Sin perjuicio de estos interrogantes, el hecho continúa siendo que la paz implica un orden justo de la
sociedad. Este orden justo de la sociedad también incluye una preocupación por los pobres. Para
alcanzar el orden justo de la sociedad no sólo se requieren los efectos directos o indirectos de las
acciones individuales, sino también políticas sociales prudentes, es decir, políticas sociales que deben
tener en cuenta el efecto probable en los pobres.
Sin embargo, en el corazón de la doctrina social de la Iglesia hay algo simple y noble: un esfuerzo por
hacer que las acciones y palabras de Jesús sean reales también en nuestros días con el objeto de
transformar y elevar la vida social en todas las personas a luz del Evangelio.
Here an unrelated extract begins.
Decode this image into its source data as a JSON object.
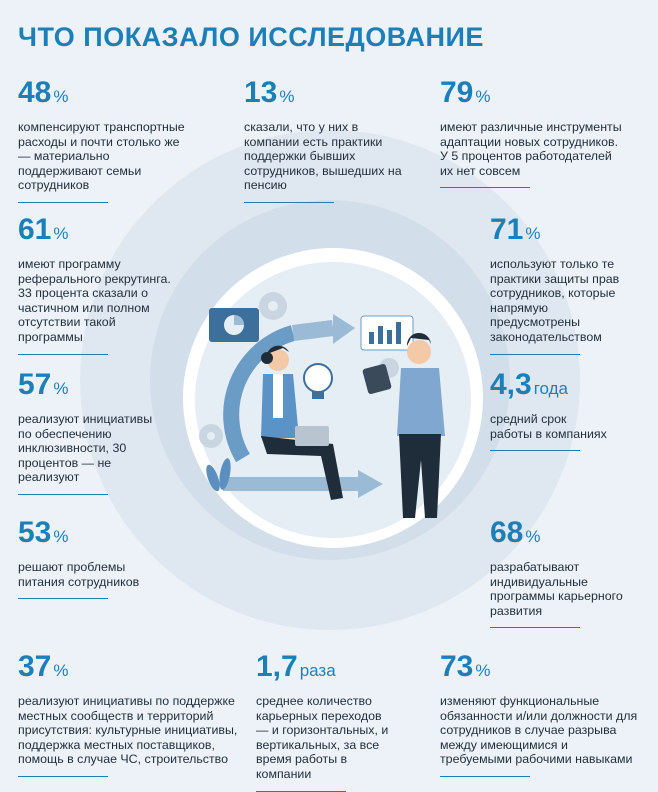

Tal como se indica, la doctrina social de la Iglesia no versa exactamente sobre cómo debería hacerse
esto en cada sociedad. Podría ser que se necesita acción social agresiva a través de la intervención de
la política gubernamental. Podría ser que deberían existir iniciativas privadas y voluntarias de grupos
religiosos (tales como San Vicente de Paul) y grupos seculares (tales como United Way). Podría ser
que las empresas deberían estar obligadas por ley o que deberían adoptar voluntariamente políticas
que asistan a los pobres. Podría ser que las familias y particulares deberían asumir la
responsabilidad. Lo más probable es que se necesite una combinación de iniciativas gubernamentales,
sociales, religiosas e individuales. No siempre veremos con claridad en cada situación aquello que
precisamente ayudará a los pobres (y a la sociedad en general), pero todos los católicos tenemos la
obligación de pensar seriamente y de actuar deliberadamente para ayudar a los que sufren a nuestro
alrededor y en todo el mundo.
Estos siete principios - respeto por la persona humana, promoción de la familia, el derecho de las
personas a la propiedad privada, el bien común, la subsidiaridad, la dignidad del trabajo y de los
trabajadores y la búsqueda de la paz y la preocupación por los pobres - resumen algunos de los puntos
básicos de la doctrina social de la Iglesia desde León XIII hasta Benedicto XVI. Sin embargo, en el
corazón de la doctrina social de la Iglesia hay algo simple y noble: un esfuerzo por hacer que las
acciones y palabras de Jesús sean reales también en nuestros días con el objeto de transformar y
elevar la vida social en todas las personas a luz del Evangelio.